No wonder then that there has been near anarchy in labor-management talks through this long, dreary period. And no surprise that when Randy Vataha led the impulsive New England Patriots out on strike the so-called leaders of both sides were jolted into a measure of reality. Obviously, progress toward a settlement could have been made much earlier.

Perhaps there will be less pettiness in the future—no more paternalistic spouting by shortsighted owners, no more to-the-barricades threats by militant players. What is required now, above all, is a greater degree of mutual respect. That, of course, cannot be negotiated or legislated. It has to be earned.
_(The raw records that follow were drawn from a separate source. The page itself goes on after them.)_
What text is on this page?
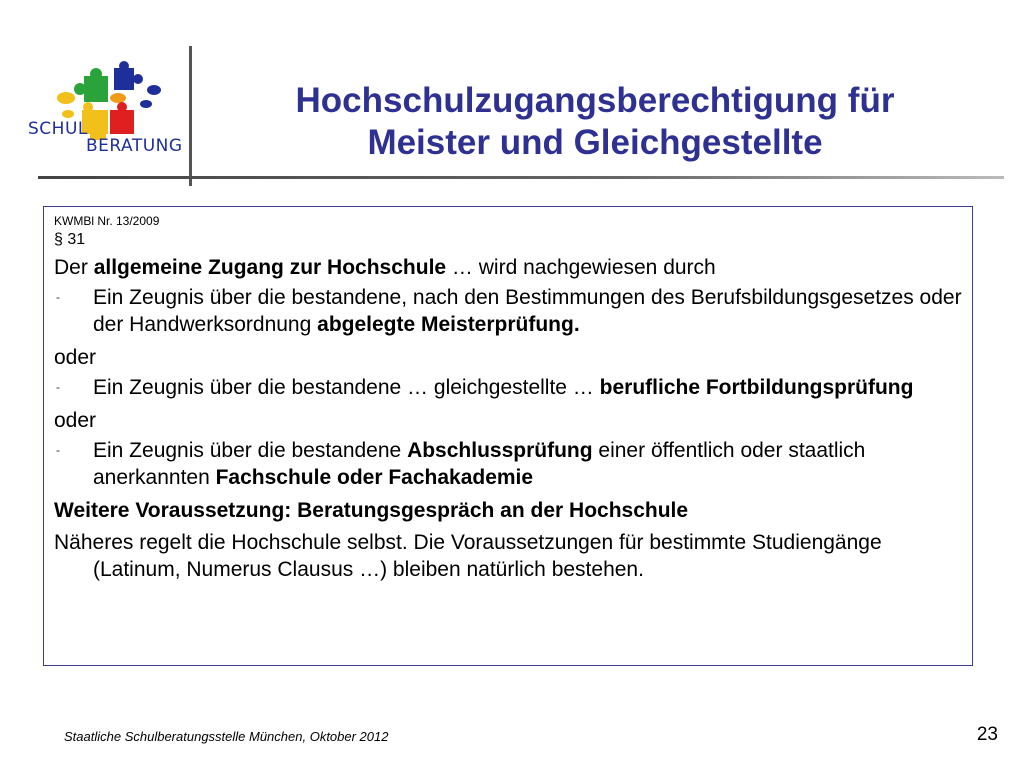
SCHUL
BERATUNG
Hochschulzugangsberechtigung für
Meister und Gleichgestellte

KWMBl Nr. 13/2009

§ 31

Der allgemeine Zugang zur Hochschule … wird nachgewiesen durch

- Ein Zeugnis über die bestandene, nach den Bestimmungen des Berufsbildungsgesetzes oder der Handwerksordnung abgelegte Meisterprüfung.

oder

- Ein Zeugnis über die bestandene … gleichgestellte … berufliche Fortbildungsprüfung

oder

- Ein Zeugnis über die bestandene Abschlussprüfung einer öffentlich oder staatlich anerkannten Fachschule oder Fachakademie

Weitere Voraussetzung: Beratungsgespräch an der Hochschule

Näheres regelt die Hochschule selbst. Die Voraussetzungen für bestimmte Studiengänge (Latinum, Numerus Clausus …) bleiben natürlich bestehen.

Staatliche Schulberatungsstelle München, Oktober 2012	23
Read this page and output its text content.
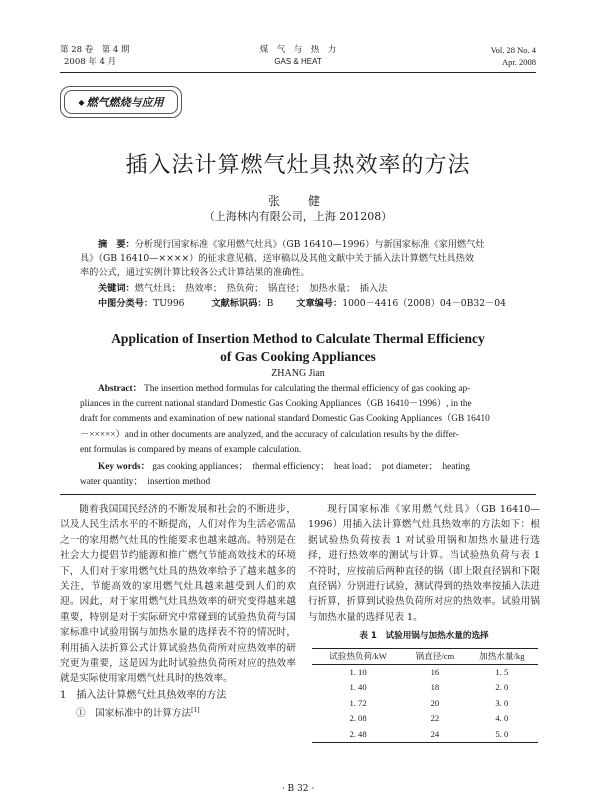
第 28 卷　第 4 期
2008 年 4 月
煤　气　与　热　力
GAS & HEAT
Vol. 28 No. 4
Apr. 2008
◆ 燃气燃烧与应用
插入法计算燃气灶具热效率的方法
张　健
（上海林内有限公司，上海 201208）
摘　要：分析现行国家标准《家用燃气灶具》（GB 16410—1996）与新国家标准《家用燃气灶
具》（GB 16410—××××）的征求意见稿、送审稿以及其他文献中关于插入法计算燃气灶具热效
率的公式，通过实例计算比较各公式计算结果的准确性。
关键词：燃气灶具；　热效率；　热负荷；　锅直径；　加热水量；　插入法
中图分类号：TU996	文献标识码：B 文章编号：1000－4416（2008）04－0B32－04
Application of Insertion Method to Calculate Thermal Efficiency
of Gas Cooking Appliances
ZHANG Jian
Abstract： The insertion method formulas for calculating the thermal efficiency of gas cooking ap-
pliances in the current national standard Domestic Gas Cooking Appliances（GB 16410－1996）, in the
draft for comments and examination of new national standard Domestic Gas Cooking Appliances（GB 16410
－×××××）and in other documents are analyzed, and the accuracy of calculation results by the differ-
ent formulas is compared by means of example calculation.
Key words： gas cooking appliances；　thermal efficiency；　heat load；　pot diameter；　heating
water quantity；　insertion method

随着我国国民经济的不断发展和社会的不断进步，以及人民生活水平的不断提高，人们对作为生活必需品之一的家用燃气灶具的性能要求也越来越高。特别是在社会大力提倡节约能源和推广燃气节能高效技术的环境下，人们对于家用燃气灶具的热效率给予了越来越多的关注，节能高效的家用燃气灶具越来越受到人们的欢迎。因此，对于家用燃气灶具热效率的研究变得越来越重要，特别是对于实际研究中常碰到的试验热负荷与国家标准中试验用锅与加热水量的选择表不符的情况时，利用插入法折算公式计算试验热负荷所对应热效率的研究更为重要，这是因为此时试验热负荷所对应的热效率就是实际使用家用燃气灶具时的热效率。

1　插入法计算燃气灶具热效率的方法
①　国家标准中的计算方法[1]

现行国家标准《家用燃气灶具》（GB 16410—1996）用插入法计算燃气灶具热效率的方法如下：根据试验热负荷按表 1 对试验用锅和加热水量进行选择，进行热效率的测试与计算。当试验热负荷与表 1 不符时，应按前后两种直径的锅（即上限直径锅和下限直径锅）分别进行试验，测试得到的热效率按插入法进行折算，折算到试验热负荷所对应的热效率。试验用锅与加热水量的选择见表 1。

表 1　试验用锅与加热水量的选择
试验热负荷/kW	锅直径/cm	加热水量/kg
1. 10	16	1. 5
1. 40	18	2. 0
1. 72	20	3. 0
2. 08	22	4. 0
2. 48	24	5. 0
· B 32 ·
STRONGEST MAN IN THE WORLD?

When 7'1" Wilt Chamberlain was playing in the NBA most people did not know that he weighed nearly 300 pounds, all of it lean and hard. A weary opponent, who did, said one day in awe, "You have no idea how strong he is."

A week or so ago in New York, where he was promoting a Russian-American volleyball game, Chamberlain was waiting for an elevator in Madison Square Garden. When its doors opened, Wilt watched as two workmen tried to pull a heavily laden dolly out of the elevator, over the uneven slit between it and the corridor. Dave Anderson of The New York Times reported that the workmen pulled and heaved for almost a minute without success. Wilt said quietly, "You look like you need a little help." He lifted one end of the dolly off the floor and almost effortlessly pulled the thing into the corridor.

Chamberlain smiled, got on the elevator and went his way. In the corridor one of the workmen said in awe, "I never saw anything like that in my life. This is an 800-pound load."

FARSIGHTED
One of the first season-ticket orders for Seattle's new National Football League team came from a prison inmate. He wrote that he would be free for the 1976 opener and didn't want to be shut out.